Genetic Ablation of miR-146a Induces Abdominal Aortic Aneurysm Formation by Intensifying Inflammatory M1-Like Macrophages Polarization and Vascular Smooth Muscle Cell Phenotypic Switching

Abstract

Background: Abdominal aortic aneurysm (AAA), a pathological dilation of the abdominal aorta, is primarily driven by chronic aortic wall inflammation. The well-established anti-inflammatory microRNA 146a (miR-146a) has been implicated as a key regulator in various chronic inflammatory pathologies. However, its potential functional role in the pathogenesis of AAA remains to be elucidated.

Methods: We constructed Ang II (angiotensin II)-induced and PPE (porcine pancreatic elastase)-induced models in global miR-146a knockout mice, vascular smooth muscle cell (VSMC)-specific miR-146a knockout mice, and macrophage-specific miR-146a knockout mice, respectively, to explore the role of miR-146a in AAA. Western blot, quantitative polymerase chain reaction, and immunohistochemistry were used to detect the levels of aortic proinflammatory markers and VSMC contractile proteins, whereas flow cytometry was used to assess M1/M2-like macrophage polarization. To validate the downstream mechanism, dibenzazepine was intraperitoneally injected to inhibit the Notch1 pathway in rescue experiments.
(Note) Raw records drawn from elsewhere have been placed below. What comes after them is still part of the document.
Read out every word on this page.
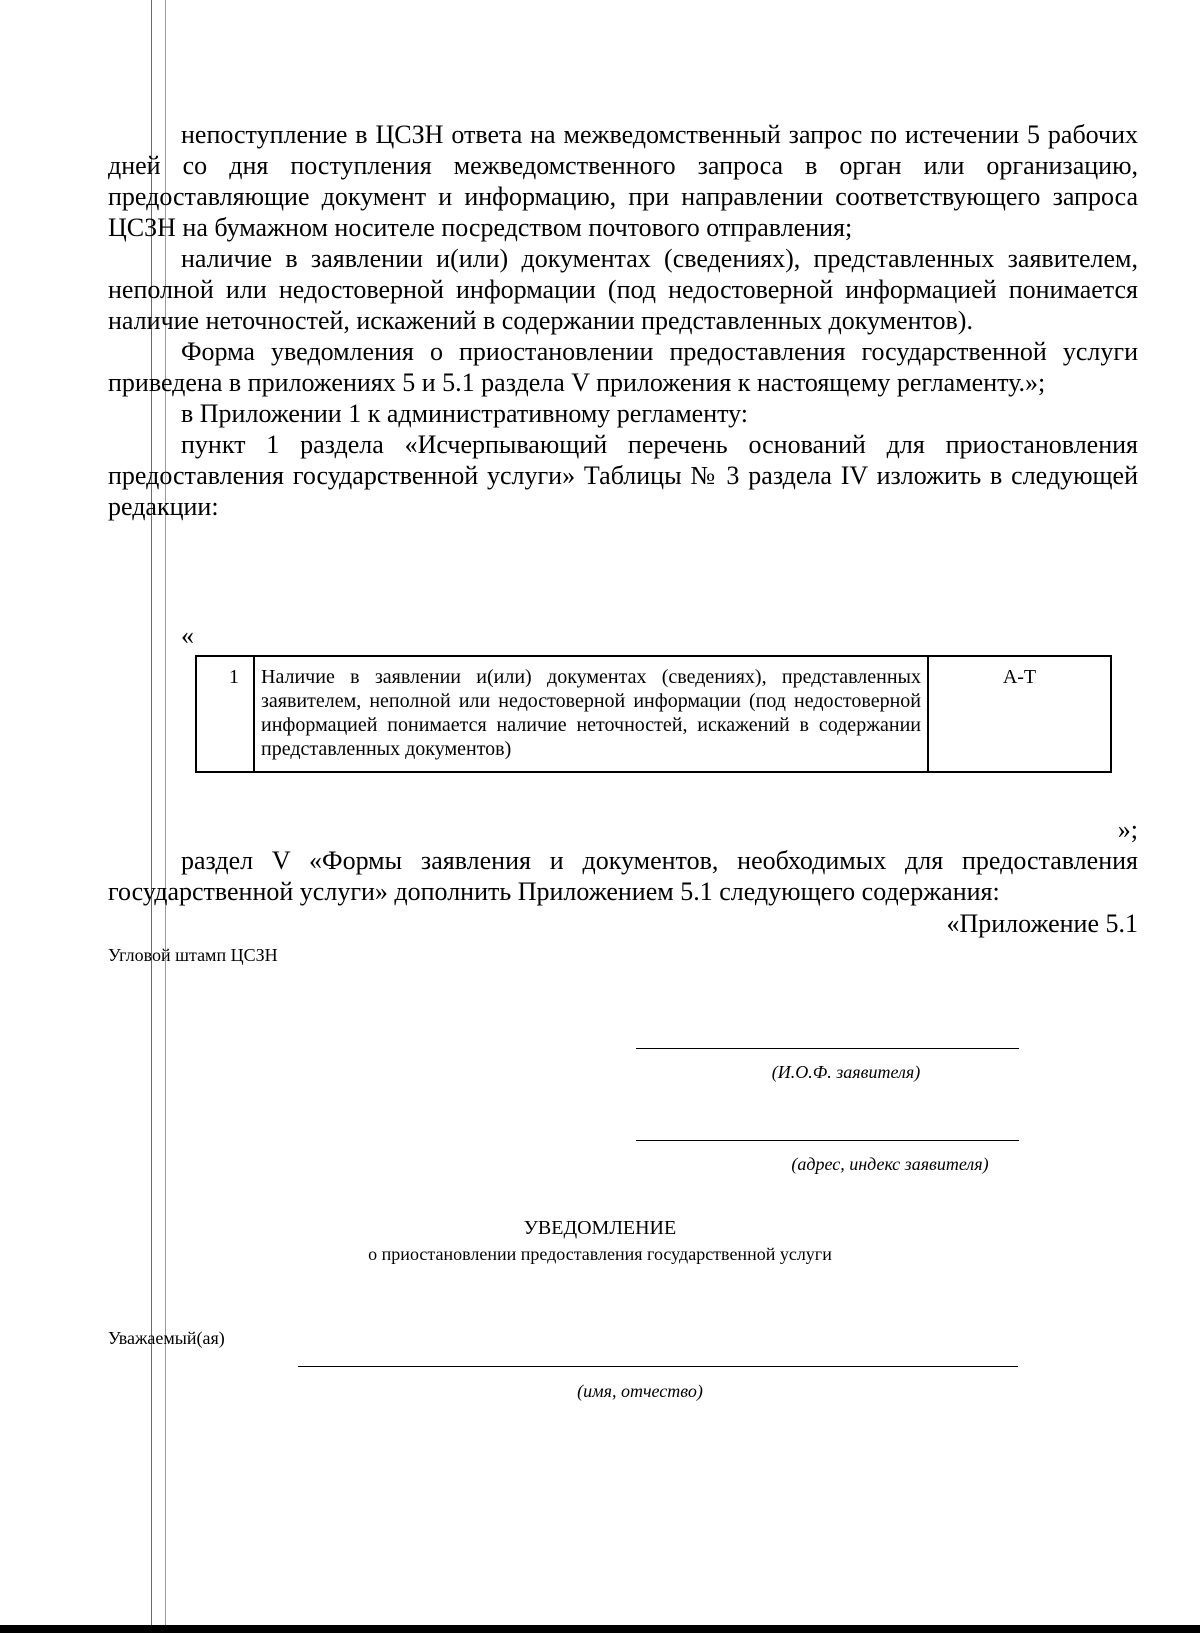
непоступление в ЦСЗН ответа на межведомственный запрос по истечении 5 рабочих дней со дня поступления межведомственного запроса в орган или организацию, предоставляющие документ и информацию, при направлении соответствующего запроса ЦСЗН на бумажном носителе посредством почтового отправления;

наличие в заявлении и(или) документах (сведениях), представленных заявителем, неполной или недостоверной информации (под недостоверной информацией понимается наличие неточностей, искажений в содержании представленных документов).

Форма уведомления о приостановлении предоставления государственной услуги приведена в приложениях 5 и 5.1 раздела V приложения к настоящему регламенту.»;

в Приложении 1 к административному регламенту:

пункт 1 раздела «Исчерпывающий перечень оснований для приостановления предоставления государственной услуги» Таблицы № 3 раздела IV изложить в следующей редакции:

«
1	Наличие в заявлении и(или) документах (сведениях), представленных заявителем, неполной или недостоверной информации (под недостоверной информацией понимается наличие неточностей, искажений в содержании представленных документов)	А-Т
»;

раздел V «Формы заявления и документов, необходимых для предоставления государственной услуги» дополнить Приложением 5.1 следующего содержания:

«Приложение 5.1
Угловой штамп ЦСЗН
(И.О.Ф. заявителя)
(адрес, индекс заявителя)
УВЕДОМЛЕНИЕ
о приостановлении предоставления государственной услуги
Уважаемый(ая)
(имя, отчество)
Results: In the Ang II-induced and PPE-induced model, global knockout of miR-146a promoted AAA development, increased maximal aortic diameter, exacerbated medial elastin degradation, and upregulated aortic proinflammatory markers (COX2 [cyclooxygenase 2], MMP [matrix metalloproteinase] 2, MMP9, and CCL2 [chemokine (C-C motif) ligand 2]). Flow cytometry analysis revealed that global miR-146a deficiency also induced macrophage polarization toward the inflammatory M1 phenotype. Conditional deletion of miR-146a in VSMCs and macrophages largely replicated AAA formation and proinflammatory effects. Furthermore, AAV9-mediated miR-146a knockdown significantly reduced VSMC contractile proteins CNN1 (calponin 1), SM22α (smooth muscle 22α), and α-SMA (α-smooth muscle actin) in mouse aortas at 7 days post-Ang II perfusion. Mechanistically, Notch1 antagonist dibenzazepine effectively rescued AAA characteristics and M1 biomarkers while enhancing M2 biomarkers in global miR-146a knockout mice.
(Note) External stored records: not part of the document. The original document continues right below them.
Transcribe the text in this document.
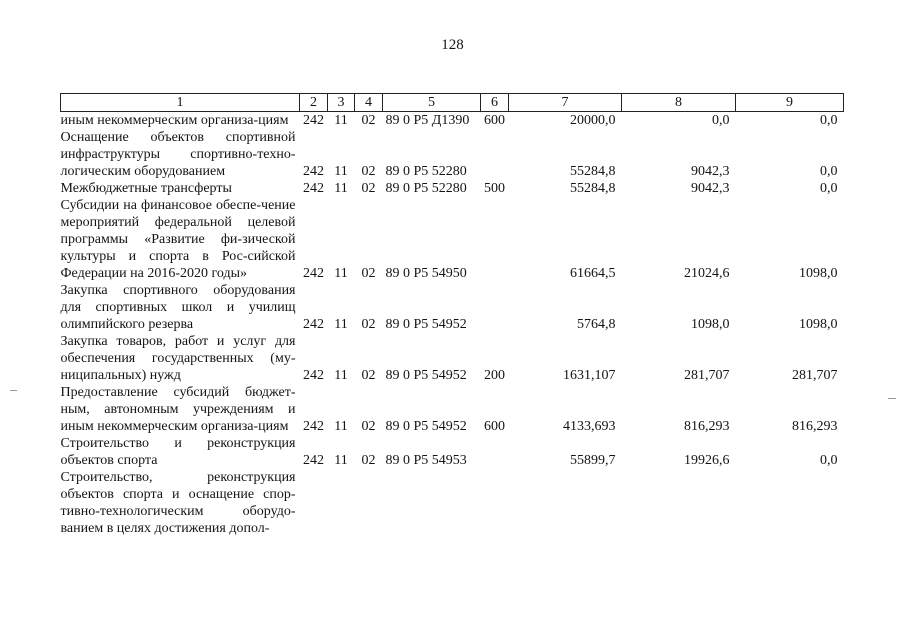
128
1	2	3	4	5	6	7	8	9
иным некоммерческим организа-циям	242	11	02	89 0 Р5 Д1390	600	20000,0	0,0	0,0
Оснащение объектов спортивной инфраструктуры спортивно-техно-логическим оборудованием	242	11	02	89 0 Р5 52280		55284,8	9042,3	0,0
Межбюджетные трансферты	242	11	02	89 0 Р5 52280	500	55284,8	9042,3	0,0
Субсидии на финансовое обеспе-чение мероприятий федеральной целевой программы «Развитие фи-зической культуры и спорта в Рос-сийской Федерации на 2016-2020 годы»	242	11	02	89 0 Р5 54950		61664,5	21024,6	1098,0
Закупка спортивного оборудования для спортивных школ и училищ олимпийского резерва	242	11	02	89 0 Р5 54952		5764,8	1098,0	1098,0
Закупка товаров, работ и услуг для обеспечения государственных (му-ниципальных) нужд	242	11	02	89 0 Р5 54952	200	1631,107	281,707	281,707
Предоставление субсидий бюджет-ным, автономным учреждениям и иным некоммерческим организа-циям	242	11	02	89 0 Р5 54952	600	4133,693	816,293	816,293
Строительство и реконструкция объектов спорта	242	11	02	89 0 Р5 54953		55899,7	19926,6	0,0
Строительство, реконструкция объектов спорта и оснащение спор-тивно-технологическим оборудо-ванием в целях достижения допол-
Conclusions: The absence of miR-146a potentiates AAA formation by promoting VSMC phenotypic switching, Notch1 signaling-mediated aortic inflammation, and macrophage M1 polarization. Thus, miR-146a plays a critical role in maintaining aortic structural integrity to prevent aneurysmal pathogenesis.

Keywords: aortic aneurysm, abdominal; inflammation; knockout, mice; macrophages; muscle, smooth, vascular.